Activation Steering for Masked Diffusion Language Models

Masked diffusion language models (MDLMs) generate text via iterative masked-token denoising, enabling mask-parallel decoding and distinct controllability and efficiency tradeoffs from autoregressive LLMs. Yet, efficient representation-level mechanisms for inference-time control in MDLMs remain largely unexplored. To address this gap, we introduce an activation steering primitive for MDLMs: we extract a single low-dimensional direction from contrastive prompt sets using one prompt-only forward pass, and apply a global intervention on residual-stream activations throughout reverse diffusion, without performing optimization or altering the diffusion sampling procedure.
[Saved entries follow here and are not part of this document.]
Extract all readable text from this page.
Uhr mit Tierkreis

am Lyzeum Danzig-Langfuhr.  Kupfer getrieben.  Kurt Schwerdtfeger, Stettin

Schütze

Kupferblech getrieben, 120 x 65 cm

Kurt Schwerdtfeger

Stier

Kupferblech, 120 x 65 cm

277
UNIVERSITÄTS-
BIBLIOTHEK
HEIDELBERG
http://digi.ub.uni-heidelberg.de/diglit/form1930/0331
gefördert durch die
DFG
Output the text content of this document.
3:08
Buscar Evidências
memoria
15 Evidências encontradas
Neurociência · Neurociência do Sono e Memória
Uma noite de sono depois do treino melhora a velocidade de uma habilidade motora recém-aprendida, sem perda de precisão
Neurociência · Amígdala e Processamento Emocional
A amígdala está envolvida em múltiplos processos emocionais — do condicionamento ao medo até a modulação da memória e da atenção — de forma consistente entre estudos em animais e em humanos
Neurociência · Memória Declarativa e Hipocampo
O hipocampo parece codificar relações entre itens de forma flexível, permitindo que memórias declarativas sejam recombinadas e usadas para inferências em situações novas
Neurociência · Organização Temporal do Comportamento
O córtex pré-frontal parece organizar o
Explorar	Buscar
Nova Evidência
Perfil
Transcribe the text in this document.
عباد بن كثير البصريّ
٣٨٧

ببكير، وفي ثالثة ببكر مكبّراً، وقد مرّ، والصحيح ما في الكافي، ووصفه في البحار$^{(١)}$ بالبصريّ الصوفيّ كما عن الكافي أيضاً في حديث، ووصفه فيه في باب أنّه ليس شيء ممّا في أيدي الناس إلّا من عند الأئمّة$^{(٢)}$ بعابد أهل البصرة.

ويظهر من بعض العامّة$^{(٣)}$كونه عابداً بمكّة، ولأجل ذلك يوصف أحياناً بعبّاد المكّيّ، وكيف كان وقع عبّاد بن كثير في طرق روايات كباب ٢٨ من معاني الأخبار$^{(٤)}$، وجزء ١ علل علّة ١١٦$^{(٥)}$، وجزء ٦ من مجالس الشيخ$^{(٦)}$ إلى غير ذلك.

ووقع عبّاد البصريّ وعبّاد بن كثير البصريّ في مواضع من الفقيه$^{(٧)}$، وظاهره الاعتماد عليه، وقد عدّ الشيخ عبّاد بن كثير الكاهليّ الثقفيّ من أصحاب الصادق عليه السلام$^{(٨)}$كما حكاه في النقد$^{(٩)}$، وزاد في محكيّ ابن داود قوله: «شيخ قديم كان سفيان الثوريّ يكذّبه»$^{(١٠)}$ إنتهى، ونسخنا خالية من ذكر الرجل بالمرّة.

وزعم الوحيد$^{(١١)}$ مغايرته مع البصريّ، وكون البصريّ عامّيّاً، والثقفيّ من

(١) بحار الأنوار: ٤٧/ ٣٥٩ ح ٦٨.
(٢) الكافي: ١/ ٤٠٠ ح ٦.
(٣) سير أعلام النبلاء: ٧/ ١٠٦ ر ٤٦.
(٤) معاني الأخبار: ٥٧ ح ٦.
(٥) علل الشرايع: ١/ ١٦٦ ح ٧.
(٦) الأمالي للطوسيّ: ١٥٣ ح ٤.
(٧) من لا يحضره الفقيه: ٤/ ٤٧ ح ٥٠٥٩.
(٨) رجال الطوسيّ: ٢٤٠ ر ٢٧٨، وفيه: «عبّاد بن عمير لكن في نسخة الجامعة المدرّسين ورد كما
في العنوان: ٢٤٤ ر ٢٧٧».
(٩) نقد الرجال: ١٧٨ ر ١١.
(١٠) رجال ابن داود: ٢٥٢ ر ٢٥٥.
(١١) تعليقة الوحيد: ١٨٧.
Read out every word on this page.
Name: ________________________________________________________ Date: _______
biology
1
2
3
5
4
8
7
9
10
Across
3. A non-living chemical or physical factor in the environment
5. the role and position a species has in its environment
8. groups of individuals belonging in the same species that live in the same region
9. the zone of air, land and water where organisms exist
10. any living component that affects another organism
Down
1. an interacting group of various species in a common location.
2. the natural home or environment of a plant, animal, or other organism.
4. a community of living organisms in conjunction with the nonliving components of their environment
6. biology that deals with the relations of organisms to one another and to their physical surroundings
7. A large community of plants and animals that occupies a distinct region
Using safety refusal as a deployment-relevant case study, we find that refusal behavior in multiple MDLMs is governed by a consistent, approximately one-dimensional activation subspace. Applying the corresponding direction yields large and systematic behavioral shifts and is substantially more effective than prompt-based and optimization-based baselines. We further uncover diffusion-specific accessibility: effective directions can be extracted not only from post-instruction tokens, but also from pre-instruction tokens that are typically ineffective in autoregressive models due to causal attention. Ablations localize maximal leverage to early denoising steps and mid-to-late transformer layers, with early diffusion blocks contributing disproportionately. Finally, in an MDLM trained on English and Chinese, extracted directions transfer strongly between English and Chinese, but do not reliably generalize to an autoregressive architecture, highlighting architecture-dependent representations of safety constraints.